The objective of the software business is to create good software developed in time, within budget and that comply with requirements. In order to achieve this, the software should be easy to understand, maintain, test, evolve and manage. This motivates to elicit a modular design: the whole is divided in small independent modules of functionality; hence reducing the system’s complexity and each module could be developed and managed independently by collaborating teams, perhaps geographically distributed. Moreover, these modules can be reused in new systems, reducing development time and costs, or can be replaced by more efficient ones without introducing bugs, changing operations or lines of code, at least ideally. However, such an ideal state does not exist and system parts are tied because of their interactions.

The importance of good quality software for the business is indicated in the Measurement and Analysis process of CMMI Level 2. It states among the measurement objectives (The CMMi easy button, 2012) that it:

  • Reduces time to delivery.

  • Reduces total lifecycle cost.

  • Delivers specified functionality completely.

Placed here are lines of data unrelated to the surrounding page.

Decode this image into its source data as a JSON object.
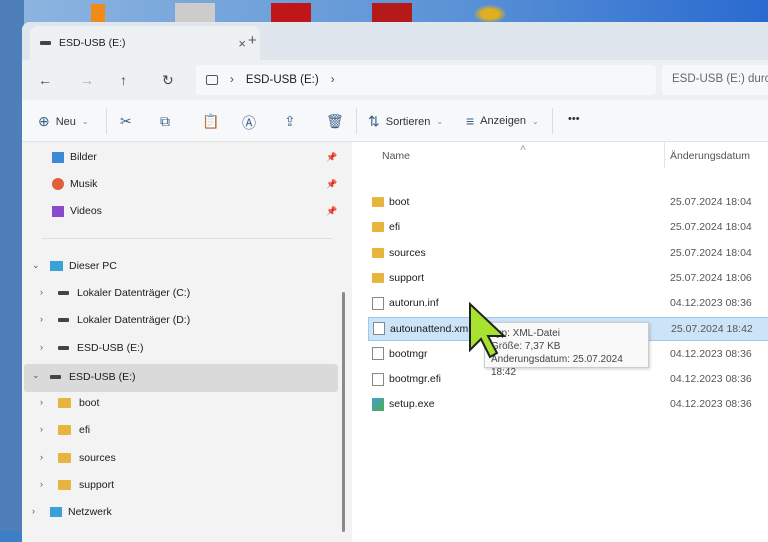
{
  "tab": {
    "title": "ESD-USB (E:)",
    "close": "×",
    "new": "+"
  },
  "nav": {
    "back": "←",
    "forward": "→",
    "up": "↑",
    "refresh": "↻",
    "breadcrumb": [
      "ESD-USB (E:)"
    ],
    "search_placeholder": "ESD-USB (E:) durchsuchen"
  },
  "toolbar": {
    "new": "Neu",
    "sort": "Sortieren",
    "view": "Anzeigen",
    "more": "•••"
  },
  "sidebar": {
    "quick": [
      {
        "label": "Bilder"
      },
      {
        "label": "Musik"
      },
      {
        "label": "Videos"
      }
    ],
    "pc": "Dieser PC",
    "drives": [
      {
        "label": "Lokaler Datenträger (C:)"
      },
      {
        "label": "Lokaler Datenträger (D:)"
      },
      {
        "label": "ESD-USB (E:)"
      }
    ],
    "usb": "ESD-USB (E:)",
    "folders": [
      {
        "label": "boot"
      },
      {
        "label": "efi"
      },
      {
        "label": "sources"
      },
      {
        "label": "support"
      }
    ],
    "network": "Netzwerk"
  },
  "columns": {
    "name": "Name",
    "date": "Änderungsdatum"
  },
  "files": [
    {
      "name": "boot",
      "date": "25.07.2024 18:04",
      "type": "folder"
    },
    {
      "name": "efi",
      "date": "25.07.2024 18:04",
      "type": "folder"
    },
    {
      "name": "sources",
      "date": "25.07.2024 18:04",
      "type": "folder"
    },
    {
      "name": "support",
      "date": "25.07.2024 18:06",
      "type": "folder"
    },
    {
      "name": "autorun.inf",
      "date": "04.12.2023 08:36",
      "type": "doc"
    },
    {
      "name": "autounattend.xml",
      "date": "25.07.2024 18:42",
      "type": "doc",
      "selected": true
    },
    {
      "name": "bootmgr",
      "date": "04.12.2023 08:36",
      "type": "doc"
    },
    {
      "name": "bootmgr.efi",
      "date": "04.12.2023 08:36",
      "type": "doc"
    },
    {
      "name": "setup.exe",
      "date": "04.12.2023 08:36",
      "type": "exe"
    }
  ],
  "tooltip": {
    "type": "Typ: XML-Datei",
    "size": "Größe: 7,37 KB",
    "date": "Änderungsdatum: 25.07.2024 18:42"
  },
  "colors": {
    "cursor": "#a6e22e",
    "selection": "#cce4f7"
  }
}
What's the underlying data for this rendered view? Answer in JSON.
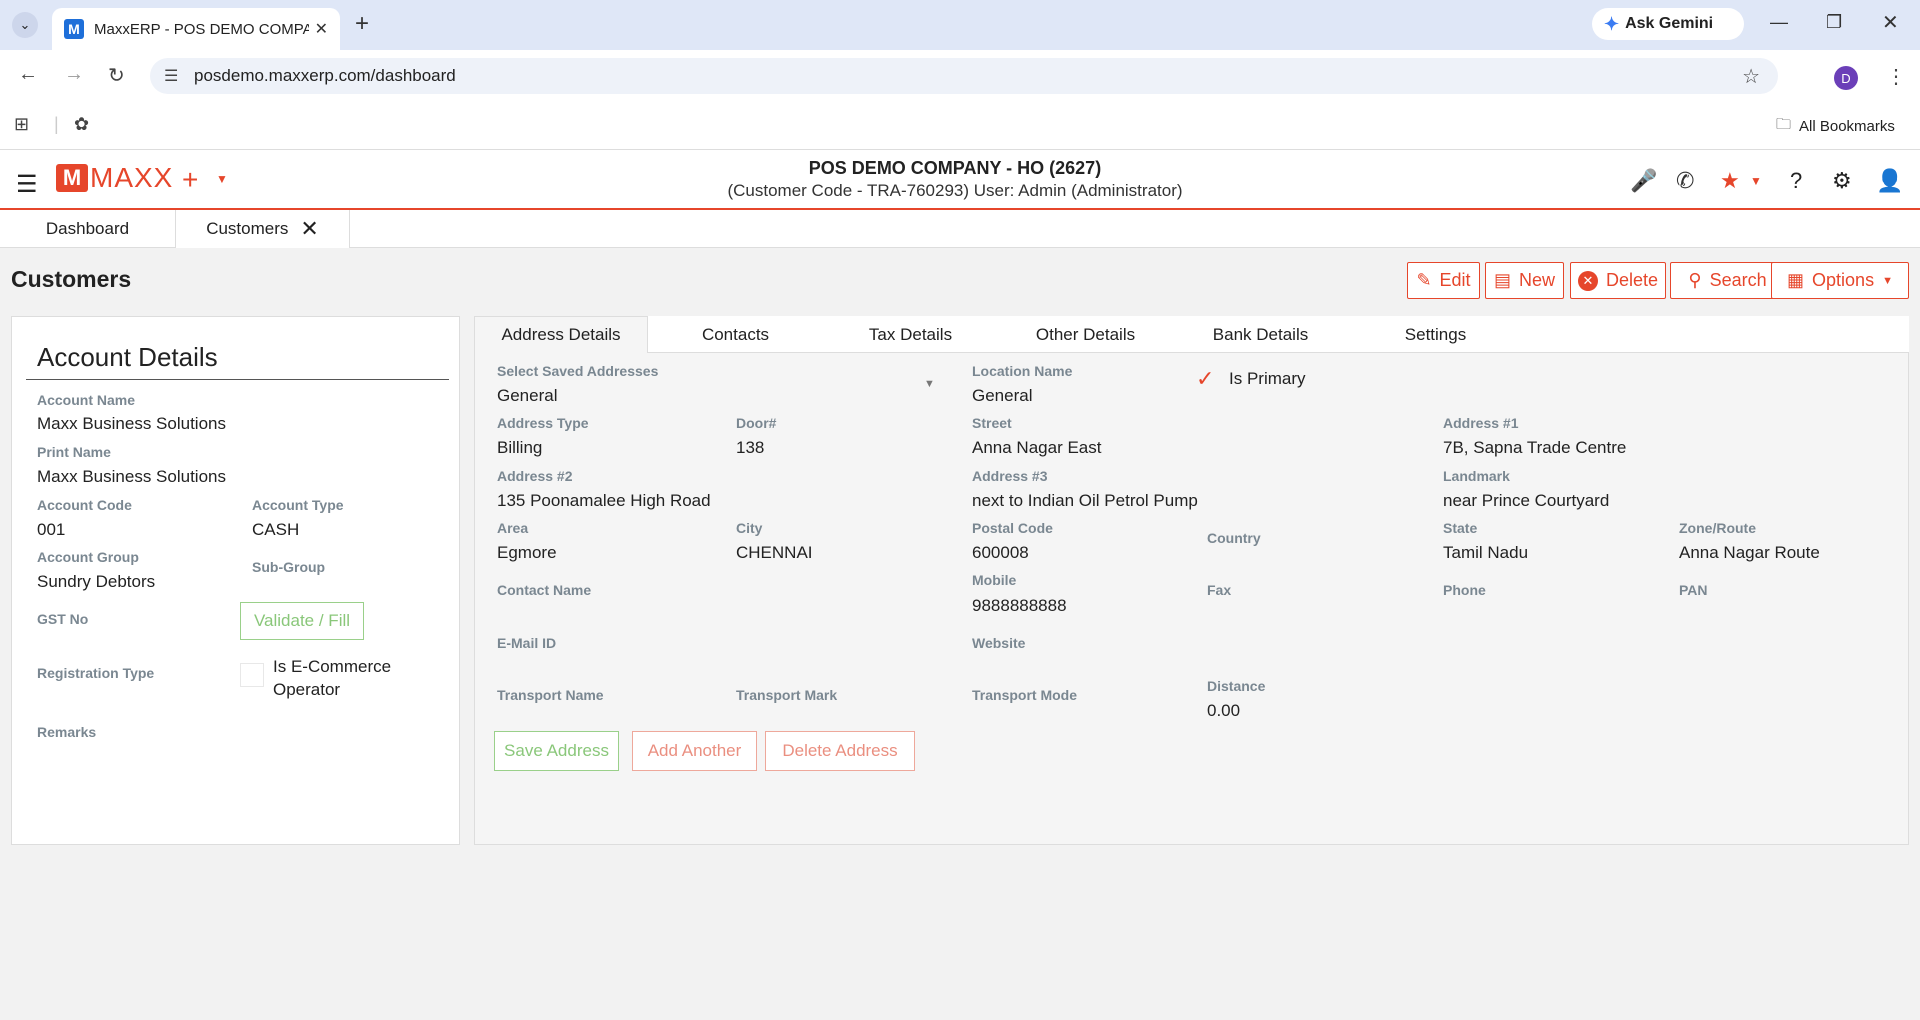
{
  "browser": {
    "tab_title": "MaxxERP - POS DEMO COMPAN",
    "tab_close": "✕",
    "new_tab": "+",
    "ask_gemini": "Ask Gemini",
    "url": "posdemo.maxxerp.com/dashboard",
    "profile_initial": "D",
    "all_bookmarks": "All Bookmarks"
  },
  "app": {
    "logo_letter": "M",
    "logo_text": "MAXX",
    "company_line1": "POS DEMO COMPANY - HO (2627)",
    "company_line2": "(Customer Code - TRA-760293) User: Admin (Administrator)",
    "accent": "#e6462b"
  },
  "page_tabs": [
    {
      "label": "Dashboard"
    },
    {
      "label": "Customers"
    }
  ],
  "page_title": "Customers",
  "toolbar": {
    "edit": "Edit",
    "new": "New",
    "delete": "Delete",
    "search": "Search",
    "options": "Options"
  },
  "account": {
    "title": "Account Details",
    "account_name_label": "Account Name",
    "account_name": "Maxx Business Solutions",
    "print_name_label": "Print Name",
    "print_name": "Maxx Business Solutions",
    "account_code_label": "Account Code",
    "account_code": "001",
    "account_type_label": "Account Type",
    "account_type": "CASH",
    "account_group_label": "Account Group",
    "account_group": "Sundry Debtors",
    "sub_group_label": "Sub-Group",
    "gst_label": "GST No",
    "validate_btn": "Validate / Fill",
    "registration_label": "Registration Type",
    "ecommerce_label_1": "Is E-Commerce",
    "ecommerce_label_2": "Operator",
    "remarks_label": "Remarks"
  },
  "detail_tabs": [
    "Address Details",
    "Contacts",
    "Tax Details",
    "Other Details",
    "Bank Details",
    "Settings"
  ],
  "address": {
    "saved_label": "Select Saved Addresses",
    "saved_value": "General",
    "location_label": "Location Name",
    "location_value": "General",
    "is_primary": "Is Primary",
    "address_type_label": "Address Type",
    "address_type": "Billing",
    "door_label": "Door#",
    "door": "138",
    "street_label": "Street",
    "street": "Anna Nagar East",
    "addr1_label": "Address #1",
    "addr1": "7B, Sapna Trade Centre",
    "addr2_label": "Address #2",
    "addr2": "135 Poonamalee High Road",
    "addr3_label": "Address #3",
    "addr3": "next to Indian Oil Petrol Pump",
    "landmark_label": "Landmark",
    "landmark": "near Prince Courtyard",
    "area_label": "Area",
    "area": "Egmore",
    "city_label": "City",
    "city": "CHENNAI",
    "postal_label": "Postal Code",
    "postal": "600008",
    "country_label": "Country",
    "state_label": "State",
    "state": "Tamil Nadu",
    "zone_label": "Zone/Route",
    "zone": "Anna Nagar Route",
    "contact_label": "Contact Name",
    "mobile_label": "Mobile",
    "mobile": "9888888888",
    "fax_label": "Fax",
    "phone_label": "Phone",
    "pan_label": "PAN",
    "email_label": "E-Mail ID",
    "website_label": "Website",
    "transport_name_label": "Transport Name",
    "transport_mark_label": "Transport Mark",
    "transport_mode_label": "Transport Mode",
    "distance_label": "Distance",
    "distance": "0.00",
    "save_btn": "Save Address",
    "add_btn": "Add Another",
    "delete_btn": "Delete Address"
  }
}
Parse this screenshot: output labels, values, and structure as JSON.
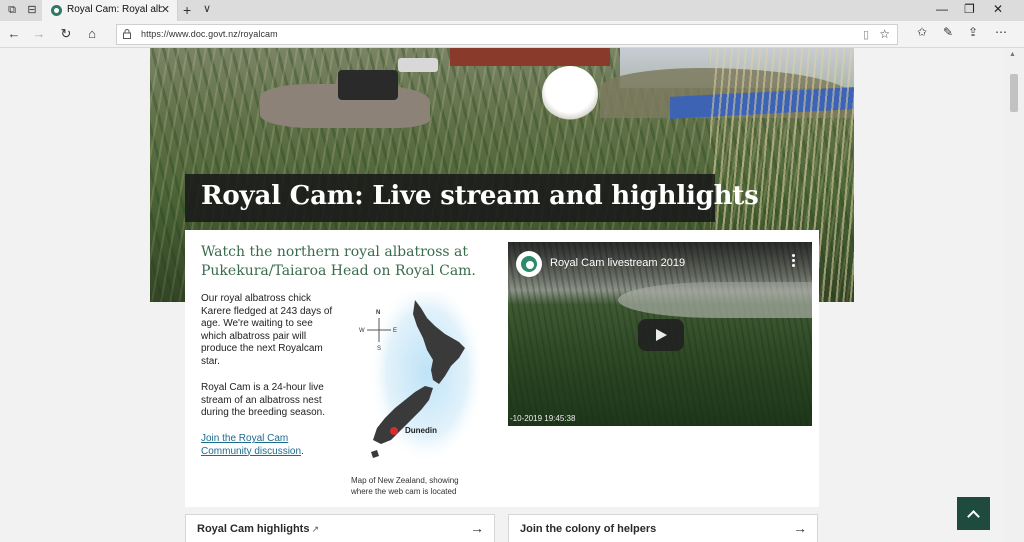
{
  "browser": {
    "tab_title": "Royal Cam: Royal albatr",
    "url": "https://www.doc.govt.nz/royalcam",
    "icons": [
      "tab-set-aside-icon",
      "back-icon",
      "forward-icon",
      "refresh-icon",
      "home-icon",
      "lock-icon",
      "reading-view-icon",
      "favorite-star-icon",
      "favorites-list-icon",
      "notes-pen-icon",
      "share-icon",
      "more-icon"
    ]
  },
  "page": {
    "title": "Royal Cam: Live stream and highlights",
    "intro": "Watch the northern royal albatross at Pukekura/Taiaroa Head on Royal Cam.",
    "para1": "Our royal albatross chick Karere fledged at 243 days of age. We're waiting to see which albatross pair will produce the next Royalcam star.",
    "para2": "Royal Cam is a 24-hour live stream of an albatross nest during the breeding season.",
    "link_text": "Join the Royal Cam Community discussion",
    "link_suffix": ".",
    "map_label": "Dunedin",
    "compass": {
      "n": "N",
      "s": "S",
      "e": "E",
      "w": "W"
    },
    "map_caption": "Map of New Zealand, showing where the web cam is located",
    "video_title": "Royal Cam livestream 2019",
    "video_timestamp": "-10-2019 19:45:38",
    "cards": [
      {
        "label": "Royal Cam highlights",
        "ext": "↗",
        "arrow": "→"
      },
      {
        "label": "Join the colony of helpers",
        "arrow": "→"
      }
    ],
    "colors": {
      "accent_green": "#3b6b4d",
      "dark_green": "#1f4a3e",
      "marker_red": "#d32f2f"
    }
  }
}
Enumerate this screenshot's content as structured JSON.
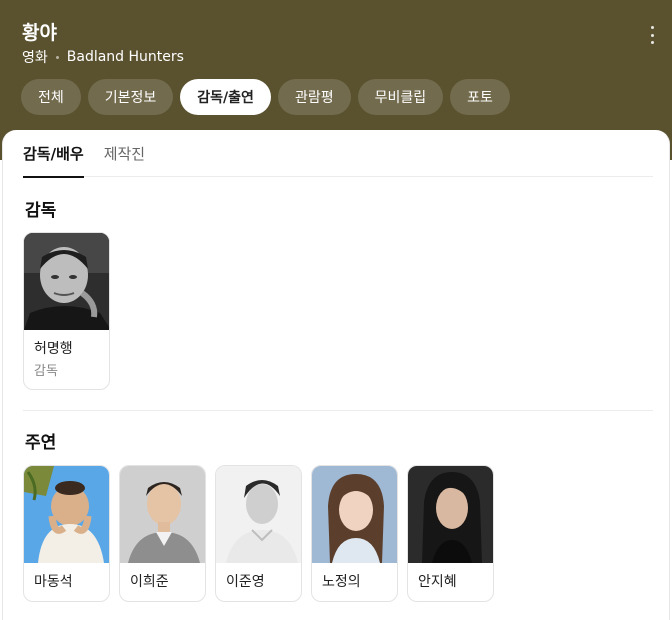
{
  "header": {
    "title": "황야",
    "category": "영화",
    "original_title": "Badland Hunters",
    "more_icon": "more-vertical-icon"
  },
  "tabs": [
    {
      "label": "전체",
      "active": false
    },
    {
      "label": "기본정보",
      "active": false
    },
    {
      "label": "감독/출연",
      "active": true
    },
    {
      "label": "관람평",
      "active": false
    },
    {
      "label": "무비클립",
      "active": false
    },
    {
      "label": "포토",
      "active": false
    }
  ],
  "subtabs": [
    {
      "label": "감독/배우",
      "active": true
    },
    {
      "label": "제작진",
      "active": false
    }
  ],
  "director_section": {
    "title": "감독",
    "people": [
      {
        "name": "허명행",
        "role": "감독"
      }
    ]
  },
  "cast_section": {
    "title": "주연",
    "people": [
      {
        "name": "마동석"
      },
      {
        "name": "이희준"
      },
      {
        "name": "이준영"
      },
      {
        "name": "노정의"
      },
      {
        "name": "안지혜"
      }
    ]
  },
  "colors": {
    "header_bg": "#5a522f",
    "active_tab_bg": "#ffffff"
  }
}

  • Improves prior levels of quality.

  • Improves prior customer satisfaction ratings.

  • Maintains and improves the acquirer/supplier relationships.

Reusability and all the other desirable properties of good software can be attained with modules due to their well-defined boundaries, which are established by a lean interface that specifies a set of responsibilities and capabilities. Having a lean interface means the module has a small number of duties and hence increases its flexibility. One of the first persons to point out this idea was Parnas (1972) with his information-hidden principle that established the basis for encapsulation, one of the fundamental concepts in object-oriented programming and other paradigms, such as Aspect Oriented Programming (Tarr, 1999).

Unfortunately, just saying a system is good is not enough; one must state objectively the degree of goodness and in terms of what. A system is good if it has a good level of modularity measured in terms of coupling and cohesion, and to express it numerically one must compute some metrics of a software system with some known tools and compare them with their manually obtained baseline. A system is said to be good if it has low coupling between components and high cohesion inside a component.

The metrics for coupling and cohesion can be calculated manually by an engineer who understands the corresponding formulas and definitions in the literature on this subject, but the size of the system matters. A small system can be manually analyzed but a system bigger than a hundred classes makes this task hard, error prone and not achievable in a reasonable time. To ease the calculation of coupling and cohesion metrics for big projects, some tools have been developed. However, these tools do not always provide accurate results; even for a human being it is hard enough to apply the concepts implied by a metric. Many modularization principles are implemented by language constructs created after the proposal of the metrics and thus they do not have a precise corresponding variable to denote them; or sometimes the metrics are conceived for a different programming language. Hence, this is an active research subject.

In this chapter, we first review some fundamental concepts to evaluate modularity by means of coupling and cohesion. Then we review some fundamental metrics and, based on these metrics, we perform an empirical evaluation to assess the quality of a system manually and by using some automated tools. This study will also allow the reader to understand the difficulty even for these tools to correctly evaluate the parameters involved in quantifying coupling and cohesion.